Hospitals typically use severity of illness scores to
predict the 30-day survival of ICU patients. These scores include lab results,
vital signs, and physiological and demographic characteristics gathered within
24 hours of admission.

“The physiological information collected in those first
24 hours of a patient’s ICU stay is really good at predicting 30-day
mortality,” said Joel Dubin, an associate professor in the Department of
Statistics and Actuarial Science and the School of Public Health and Health
Systems. “But maybe we shouldn’t just focus on the objective components of
a patient’s health status. It turns out that there is some added predictive
value to including nursing notes as opposed to excluding them.”

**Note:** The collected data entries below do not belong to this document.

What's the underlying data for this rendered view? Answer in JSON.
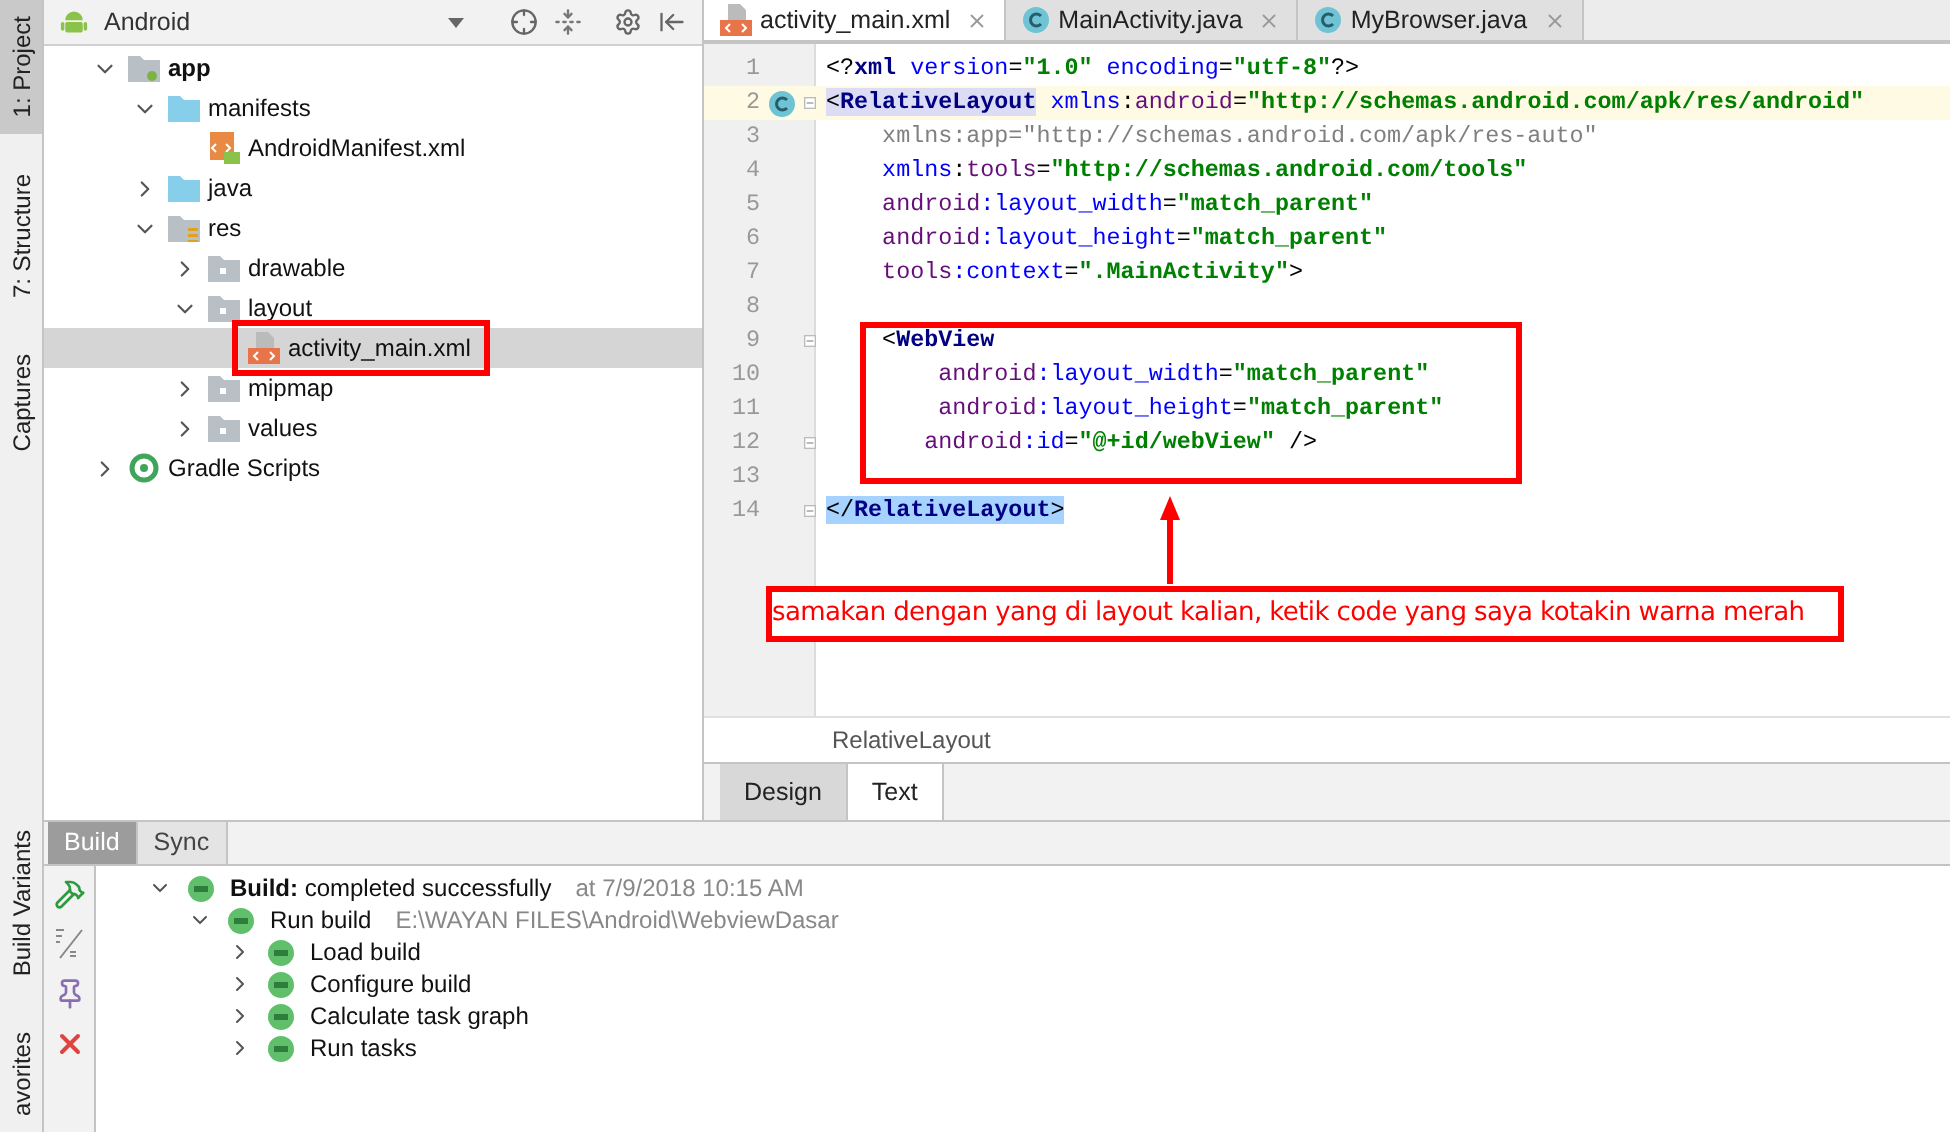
{
  "side_strip": {
    "top": [
      {
        "label": "1: Project",
        "selected": true
      },
      {
        "label": "7: Structure",
        "selected": false
      },
      {
        "label": "Captures",
        "selected": false
      }
    ],
    "bottom": [
      {
        "label": "Build Variants",
        "selected": false
      },
      {
        "label": "avorites",
        "selected": false
      }
    ]
  },
  "project": {
    "view": "Android",
    "tree": [
      {
        "label": "app",
        "kind": "module",
        "expanded": true,
        "selected": false,
        "children": [
          {
            "label": "manifests",
            "kind": "folder",
            "expanded": true,
            "selected": false,
            "children": [
              {
                "label": "AndroidManifest.xml",
                "kind": "manifest",
                "selected": false
              }
            ]
          },
          {
            "label": "java",
            "kind": "folder",
            "expanded": false,
            "selected": false
          },
          {
            "label": "res",
            "kind": "res",
            "expanded": true,
            "selected": false,
            "children": [
              {
                "label": "drawable",
                "kind": "dir",
                "expanded": false,
                "selected": false
              },
              {
                "label": "layout",
                "kind": "dir",
                "expanded": true,
                "selected": false,
                "children": [
                  {
                    "label": "activity_main.xml",
                    "kind": "xml",
                    "selected": true,
                    "annotated": true
                  }
                ]
              },
              {
                "label": "mipmap",
                "kind": "dir",
                "expanded": false,
                "selected": false
              },
              {
                "label": "values",
                "kind": "dir",
                "expanded": false,
                "selected": false
              }
            ]
          }
        ]
      },
      {
        "label": "Gradle Scripts",
        "kind": "gradle",
        "expanded": false,
        "selected": false
      }
    ]
  },
  "editor": {
    "tabs": [
      {
        "label": "activity_main.xml",
        "kind": "xml",
        "selected": true
      },
      {
        "label": "MainActivity.java",
        "kind": "class",
        "selected": false
      },
      {
        "label": "MyBrowser.java",
        "kind": "class",
        "selected": false
      }
    ],
    "lines": [
      {
        "number": "1",
        "current": false,
        "marker": false,
        "fold": false,
        "tokens": [
          {
            "t": "<?",
            "kind": "punct"
          },
          {
            "t": "xml",
            "kind": "tag"
          },
          {
            "t": " version",
            "kind": "attr"
          },
          {
            "t": "=",
            "kind": "punct"
          },
          {
            "t": "\"1.0\"",
            "kind": "value"
          },
          {
            "t": " encoding",
            "kind": "attr"
          },
          {
            "t": "=",
            "kind": "punct"
          },
          {
            "t": "\"utf-8\"",
            "kind": "value"
          },
          {
            "t": "?>",
            "kind": "punct"
          }
        ]
      },
      {
        "number": "2",
        "current": true,
        "marker": true,
        "fold": true,
        "tokens": [
          {
            "t": "<",
            "kind": "punct",
            "matched": true
          },
          {
            "t": "RelativeLayout",
            "kind": "tag",
            "matched": true
          },
          {
            "t": " xmlns",
            "kind": "attr"
          },
          {
            "t": ":",
            "kind": "punct"
          },
          {
            "t": "android",
            "kind": "ns"
          },
          {
            "t": "=",
            "kind": "punct"
          },
          {
            "t": "\"http://schemas.android.com/apk/res/android\"",
            "kind": "value"
          }
        ]
      },
      {
        "number": "3",
        "current": false,
        "marker": false,
        "fold": false,
        "tokens": [
          {
            "t": "    xmlns:app=\"http://schemas.android.com/apk/res-auto\"",
            "kind": "unused"
          }
        ]
      },
      {
        "number": "4",
        "current": false,
        "marker": false,
        "fold": false,
        "tokens": [
          {
            "t": "    xmlns",
            "kind": "attr"
          },
          {
            "t": ":",
            "kind": "punct"
          },
          {
            "t": "tools",
            "kind": "ns"
          },
          {
            "t": "=",
            "kind": "punct"
          },
          {
            "t": "\"http://schemas.android.com/tools\"",
            "kind": "value"
          }
        ]
      },
      {
        "number": "5",
        "current": false,
        "marker": false,
        "fold": false,
        "tokens": [
          {
            "t": "    android",
            "kind": "ns"
          },
          {
            "t": ":layout_width",
            "kind": "attr"
          },
          {
            "t": "=",
            "kind": "punct"
          },
          {
            "t": "\"match_parent\"",
            "kind": "value"
          }
        ]
      },
      {
        "number": "6",
        "current": false,
        "marker": false,
        "fold": false,
        "tokens": [
          {
            "t": "    android",
            "kind": "ns"
          },
          {
            "t": ":layout_height",
            "kind": "attr"
          },
          {
            "t": "=",
            "kind": "punct"
          },
          {
            "t": "\"match_parent\"",
            "kind": "value"
          }
        ]
      },
      {
        "number": "7",
        "current": false,
        "marker": false,
        "fold": false,
        "tokens": [
          {
            "t": "    tools",
            "kind": "ns"
          },
          {
            "t": ":context",
            "kind": "attr"
          },
          {
            "t": "=",
            "kind": "punct"
          },
          {
            "t": "\".MainActivity\"",
            "kind": "value"
          },
          {
            "t": ">",
            "kind": "punct"
          }
        ]
      },
      {
        "number": "8",
        "current": false,
        "marker": false,
        "fold": false
      },
      {
        "number": "9",
        "current": false,
        "marker": false,
        "fold": true,
        "tokens": [
          {
            "t": "    <",
            "kind": "punct"
          },
          {
            "t": "WebView",
            "kind": "tag"
          }
        ]
      },
      {
        "number": "10",
        "current": false,
        "marker": false,
        "fold": false,
        "tokens": [
          {
            "t": "        android",
            "kind": "ns"
          },
          {
            "t": ":layout_width",
            "kind": "attr"
          },
          {
            "t": "=",
            "kind": "punct"
          },
          {
            "t": "\"match_parent\"",
            "kind": "value"
          }
        ]
      },
      {
        "number": "11",
        "current": false,
        "marker": false,
        "fold": false,
        "tokens": [
          {
            "t": "        android",
            "kind": "ns"
          },
          {
            "t": ":layout_height",
            "kind": "attr"
          },
          {
            "t": "=",
            "kind": "punct"
          },
          {
            "t": "\"match_parent\"",
            "kind": "value"
          }
        ]
      },
      {
        "number": "12",
        "current": false,
        "marker": false,
        "fold": true,
        "tokens": [
          {
            "t": "       android",
            "kind": "ns"
          },
          {
            "t": ":id",
            "kind": "attr"
          },
          {
            "t": "=",
            "kind": "punct"
          },
          {
            "t": "\"@+id/webView\"",
            "kind": "value"
          },
          {
            "t": " />",
            "kind": "punct"
          }
        ]
      },
      {
        "number": "13",
        "current": false,
        "marker": false,
        "fold": false
      },
      {
        "number": "14",
        "current": false,
        "marker": false,
        "fold": true,
        "tokens": [
          {
            "t": "</",
            "kind": "punct",
            "selected": true
          },
          {
            "t": "RelativeLayout",
            "kind": "tag",
            "selected": true
          },
          {
            "t": ">",
            "kind": "punct",
            "selected": true
          }
        ]
      }
    ],
    "annotation": {
      "text": "samakan dengan yang di layout kalian, ketik code yang saya kotakin warna merah"
    },
    "breadcrumb": "RelativeLayout",
    "mode_tabs": [
      {
        "label": "Design",
        "selected": false
      },
      {
        "label": "Text",
        "selected": true
      }
    ]
  },
  "build": {
    "tabs": [
      {
        "label": "Build",
        "selected": true
      },
      {
        "label": "Sync",
        "selected": false
      }
    ],
    "tree": [
      {
        "text": "**Build:** completed successfully",
        "detail": "at 7/9/2018 10:15 AM",
        "expanded": true,
        "children": [
          {
            "text": "Run build",
            "detail": "E:\\WAYAN FILES\\Android\\WebviewDasar",
            "expanded": true,
            "children": [
              {
                "text": "Load build",
                "expanded": false
              },
              {
                "text": "Configure build",
                "expanded": false
              },
              {
                "text": "Calculate task graph",
                "expanded": false
              },
              {
                "text": "Run tasks",
                "expanded": false
              }
            ]
          }
        ]
      }
    ]
  }
}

The researchers used the large publicly available intensive
care unit (ICU) database, Medical Information Mart for Intensive Care III,
containing patient data between 2001 and 2012. After some inclusion and
exclusion criteria were considered, such as the need for at least one nursing
note for a given patient, the dataset used in the analysis included details of
more than 27 000 patients, as well as the nursing notes. The researchers
applied an open-source sentiment analysis algorithm to extract adjectives in
the text to establish whether it is a positive, neutral or negative statement.
A multiple logistic regression model was then fit to the data to show a
relationship between the measured sentiment and 30-day mortality while
controlling for gender, type of ICU, and simplified acute physiology score.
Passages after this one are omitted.